The paper, published on May 31 and entitled “Double Digest RADseq: An Inexpensive Method for De NovoSNP Discovery and Genotyping in Model and Non-Model Species,” can be found here. (link to paper)
The authors write: “Our method requires no prior genomic knowledge and achieves per-site and per-individual costs below that of current SNP chip technology, while requiring similar hands-on time investment, comparable amounts of input DNA, and downstream analysis times on the order of hours.”
As part of the library prep protocol, the Harvard team tested out manual gel extraction versus the Pippin Prep for size selection. The paper reports that manual gel excision did not perform as well as automated size selection, “likely because [gel excision] was imprecise or ‘leaky.’” The authors note that for manual gel electrophoresis, “careful practitioners can achieve roughly 50% of the precision and repeatability of automated DNA size selection.”
For more on the Hoekstra lab, click here. (link to her lab)
At Emory, Size Selection Saves Time for NGS Prep
At the genome center at Emory University, scientists credit the Pippin Prep with shaving almost a full day off the sample prep process for Illumina’s mate-pair library prep.
Chad Haase, laboratory manager at the Emory GRA Genome Center, says that the Sage Science Pippin Prep size selection instrument his lab acquired about a year ago has replaced the 16-hour runs that had previously been done on gels with a very low agarose concentration.
Jamie Davis, a scientist at the genome center, says that she typically runs the Pippin “after we do our first end repair and the biotinylation reaction.” Size selection generally takes about an hour, she says.
The Pippin Prep also works well for 454 sequencing. Haase’s team had tried another automated gel system, but it wouldn’t work for fragments larger than 1 kb. “Once we started making the large mate-pair libraries — 3 kb, 8 kb, and 20 kb fragments — then we had to come up with something different and the Pippin system was the best,” he says.

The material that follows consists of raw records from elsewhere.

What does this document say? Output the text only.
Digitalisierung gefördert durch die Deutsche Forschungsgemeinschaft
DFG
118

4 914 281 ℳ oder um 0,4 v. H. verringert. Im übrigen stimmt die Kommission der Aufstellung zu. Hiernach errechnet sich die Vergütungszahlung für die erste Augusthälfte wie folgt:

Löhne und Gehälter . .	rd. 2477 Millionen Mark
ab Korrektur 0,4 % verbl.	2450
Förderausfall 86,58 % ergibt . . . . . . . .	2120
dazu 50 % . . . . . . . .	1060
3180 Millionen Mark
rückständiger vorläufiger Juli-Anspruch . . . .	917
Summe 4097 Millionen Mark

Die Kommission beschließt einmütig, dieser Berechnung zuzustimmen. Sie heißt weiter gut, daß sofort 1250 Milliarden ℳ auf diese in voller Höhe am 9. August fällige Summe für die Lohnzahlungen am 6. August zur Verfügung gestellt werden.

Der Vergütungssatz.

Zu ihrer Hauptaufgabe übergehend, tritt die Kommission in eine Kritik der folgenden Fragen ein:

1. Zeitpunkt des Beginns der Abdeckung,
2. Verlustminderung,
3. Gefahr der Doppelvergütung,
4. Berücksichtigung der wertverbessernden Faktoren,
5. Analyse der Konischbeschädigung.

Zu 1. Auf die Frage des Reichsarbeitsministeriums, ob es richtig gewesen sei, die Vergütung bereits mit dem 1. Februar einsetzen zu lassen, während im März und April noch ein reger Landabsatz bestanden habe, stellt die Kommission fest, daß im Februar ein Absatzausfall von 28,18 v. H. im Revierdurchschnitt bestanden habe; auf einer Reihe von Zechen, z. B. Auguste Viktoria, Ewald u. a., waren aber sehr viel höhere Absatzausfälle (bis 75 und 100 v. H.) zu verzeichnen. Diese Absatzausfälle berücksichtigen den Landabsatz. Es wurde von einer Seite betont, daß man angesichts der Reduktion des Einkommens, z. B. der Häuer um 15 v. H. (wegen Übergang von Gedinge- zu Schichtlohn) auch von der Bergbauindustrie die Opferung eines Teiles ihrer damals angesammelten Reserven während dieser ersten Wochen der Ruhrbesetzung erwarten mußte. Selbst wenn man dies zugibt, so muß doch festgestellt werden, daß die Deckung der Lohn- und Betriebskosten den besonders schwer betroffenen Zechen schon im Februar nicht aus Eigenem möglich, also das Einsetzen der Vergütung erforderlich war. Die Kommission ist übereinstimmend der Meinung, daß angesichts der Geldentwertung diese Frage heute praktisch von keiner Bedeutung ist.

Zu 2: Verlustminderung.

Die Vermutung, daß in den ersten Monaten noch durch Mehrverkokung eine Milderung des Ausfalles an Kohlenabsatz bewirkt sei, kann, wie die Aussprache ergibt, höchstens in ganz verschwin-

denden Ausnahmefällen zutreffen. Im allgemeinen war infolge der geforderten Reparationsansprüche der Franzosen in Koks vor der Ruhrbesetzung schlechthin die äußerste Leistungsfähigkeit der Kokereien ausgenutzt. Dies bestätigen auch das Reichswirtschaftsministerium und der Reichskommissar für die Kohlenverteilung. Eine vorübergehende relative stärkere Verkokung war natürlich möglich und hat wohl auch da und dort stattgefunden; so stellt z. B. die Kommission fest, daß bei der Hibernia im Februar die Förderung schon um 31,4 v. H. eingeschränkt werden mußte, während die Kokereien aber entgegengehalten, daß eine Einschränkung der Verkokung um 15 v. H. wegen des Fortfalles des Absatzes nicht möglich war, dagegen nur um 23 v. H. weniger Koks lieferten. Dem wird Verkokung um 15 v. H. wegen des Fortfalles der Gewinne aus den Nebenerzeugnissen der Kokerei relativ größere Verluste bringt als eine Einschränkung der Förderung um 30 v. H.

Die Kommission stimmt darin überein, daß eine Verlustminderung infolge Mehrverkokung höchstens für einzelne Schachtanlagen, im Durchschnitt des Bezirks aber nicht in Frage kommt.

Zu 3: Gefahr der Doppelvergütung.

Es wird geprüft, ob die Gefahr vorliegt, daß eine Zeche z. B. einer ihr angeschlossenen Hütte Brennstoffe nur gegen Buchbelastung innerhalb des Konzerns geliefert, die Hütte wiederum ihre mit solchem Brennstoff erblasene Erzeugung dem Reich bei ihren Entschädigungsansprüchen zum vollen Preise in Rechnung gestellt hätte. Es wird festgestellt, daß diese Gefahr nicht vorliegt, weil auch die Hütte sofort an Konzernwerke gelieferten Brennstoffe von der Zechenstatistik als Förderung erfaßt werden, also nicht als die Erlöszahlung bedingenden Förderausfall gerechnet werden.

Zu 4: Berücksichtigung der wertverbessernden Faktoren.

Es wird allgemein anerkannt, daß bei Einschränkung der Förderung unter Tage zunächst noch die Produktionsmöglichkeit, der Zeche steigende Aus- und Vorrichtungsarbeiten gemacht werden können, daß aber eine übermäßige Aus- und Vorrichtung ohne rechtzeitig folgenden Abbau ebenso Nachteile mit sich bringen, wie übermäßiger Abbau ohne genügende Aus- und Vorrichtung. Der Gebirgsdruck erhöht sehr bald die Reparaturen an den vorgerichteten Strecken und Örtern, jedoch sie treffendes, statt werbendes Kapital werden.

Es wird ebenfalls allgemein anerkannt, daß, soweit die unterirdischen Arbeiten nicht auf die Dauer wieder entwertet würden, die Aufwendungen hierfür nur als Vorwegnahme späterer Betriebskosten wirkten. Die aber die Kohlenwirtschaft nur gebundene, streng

“With the large kb mate-pair libraries, the Pippin has really been our savior there,” Haase says. “A sample prep process that used to take us three days, we can now get down to roughly two days.”
Haase says that his team also uses the Pippin before amplicon sequencing on the Roche/454 GS-FLX Titanium. “If you have any small fragments whatsoever in a 454 amplicon library, it’s going to ruin the run,” he says. “The emulsion PCR prior to sequencing is preferential to smaller fragment amplification, so you’d get a whole bunch of 50-base-pair sequencing reads” without using the Pippin for size selection.